Bhatara Rambut sedana bersabda “ adikku kini marilah kita turun ke medang Kemalean, untuk itu aku harap agar dinda tidak lagi menggunakan badan,melainkan sekarang ini dinda harus mempergunakan badan ulat kecil, begitu juga aku dengan memakai badan ulat juga, warna badanmu agar kuning dan aku warna kulit putih.
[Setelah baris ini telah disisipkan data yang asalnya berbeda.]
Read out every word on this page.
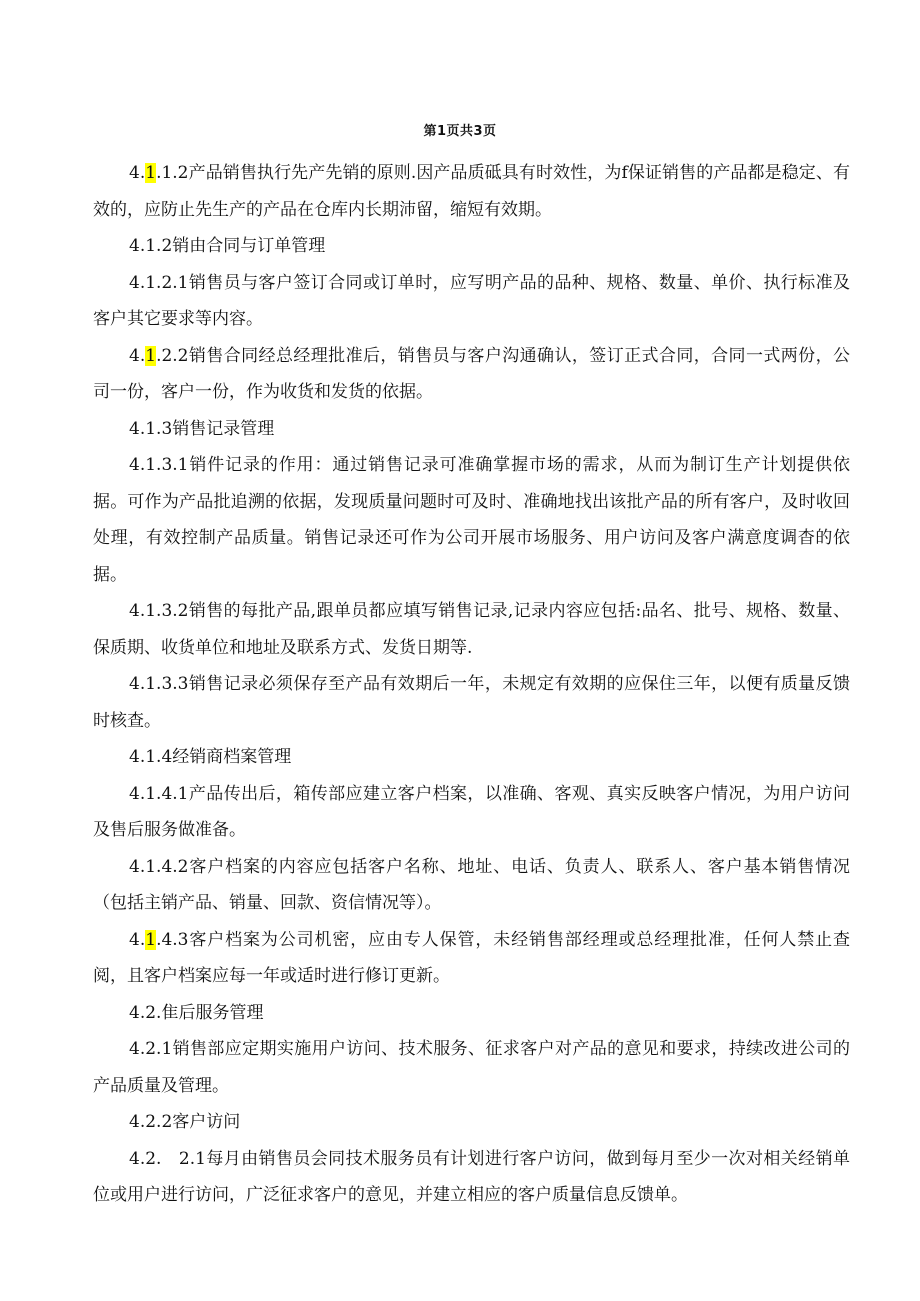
第1页共3页

4.1.1.2产品销售执行先产先销的原则.因产品质砥具有时效性，为f保证销售的产品都是稳定、有效的，应防止先生产的产品在仓库内长期沛留，缩短有效期。

4.1.2销由合同与订单管理

4.1.2.1销售员与客户签订合同或订单时，应写明产品的品种、规格、数量、单价、执行标准及客户其它要求等内容。

4.1.2.2销售合同经总经理批准后，销售员与客户沟通确认，签订正式合同，合同一式两份，公司一份，客户一份，作为收货和发货的依据。

4.1.3销售记录管理

4.1.3.1销件记录的作用：通过销售记录可准确掌握市场的需求，从而为制订生产计划提供依据。可作为产品批追溯的依据，发现质量问题时可及时、准确地找出该批产品的所有客户，及时收回处理，有效控制产品质量。销售记录还可作为公司开展市场服务、用户访问及客户满意度调杳的依据。

4.1.3.2销售的每批产品,跟单员都应填写销售记录,记录内容应包括:品名、批号、规格、数量、保质期、收货单位和地址及联系方式、发货日期等.

4.1.3.3销售记录必须保存至产品有效期后一年，未规定有效期的应保住三年，以便有质量反馈时核查。

4.1.4经销商档案管理

4.1.4.1产品传出后，箱传部应建立客户档案，以准确、客观、真实反映客户情况，为用户访问及售后服务做准备。

4.1.4.2客户档案的内容应包括客户名称、地址、电话、负责人、联系人、客户基本销售情况（包括主销产品、销量、回款、资信情况等）。

4.1.4.3客户档案为公司机密，应由专人保管，未经销售部经理或总经理批准，任何人禁止查阅，且客户档案应每一年或适时进行修订更新。

4.2.隹后服务管理

4.2.1销售部应定期实施用户访问、技术服务、征求客户对产品的意见和要求，持续改进公司的产品质量及管理。

4.2.2客户访问

4.2.   2.1每月由销售员会同技术服务员有计划进行客户访问，做到每月至少一次对相关经销单位或用户进行访问，广泛征求客户的意见，并建立相应的客户质量信息反馈单。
Cara ini adalah suatu rahasia bagi kita untuk jangan kita sampai keliru mengingat kelak bila kita akan berjumpa, sehandainya barang siapa saja manusia didunia akan menjumpai kita supaya kita dipapag dengan upacara keagamaan sesuai dengan agama yang mereka anut. Bila dinda terlebih dahulu dijumpai agar mereka memapagnya dengan upacara yang terdiri dari: suti asoroh, dengan menggunakan daging ayam biying yang berbulu merah, tetebasan, peras lengkap dengan sesantunnya, penyeneng pelinggih, serta canang sekedarnya. Apabila aku di jumpainya, upacaranya sama saja hanya daging sucinya agar menggunakan ayam yang putih bulunya. Setelah dinda di papag, hendaknya ia cepat kembalikan ketempat padi ( lumbung) sedangkan aku agar ia kembalikan kegedong saren. Dalam hal ini memberikan kelonggaran bagi manusia yang menjumpainya, bila hari ini mereka menjumpai kita, lambat-lambatnya lagi tiga hari harus mereka buatkan upacaranya. Nah demikian lah pesanku, dan untuk itu aku harapkan dinda berangkat terlebih dahulu, karena aku ini masih dalam keadaan lelah”.
Kini tersebutlah I Gusti Makokowan, Raja yang menguasai Negara medang kemalean. Pada waktu itu beliau sedang sibuknya megadakan upacara, upacaranya yang memerlukan lubang tanah, raja segera menitahkan salah seorang dari abdinya untuk membuat lubang pada tanah sekitar yajnya diselenggarakannya, entah beberapa lamanya setelah yajnya itu berlalu maka tumbuhlah serumpun padi pada tempat cekung yang tanahnya pernah di gali semenjak di selenggarakannya yajnya tempo hari. Melihat itu alangkah girang hati Sang Raja, karena itu sungguh-sungguh kehadaan yang diluar dugaannya, begitulah keadaanya sehingga menjadi perhatian bagi seluruh rakyatnya.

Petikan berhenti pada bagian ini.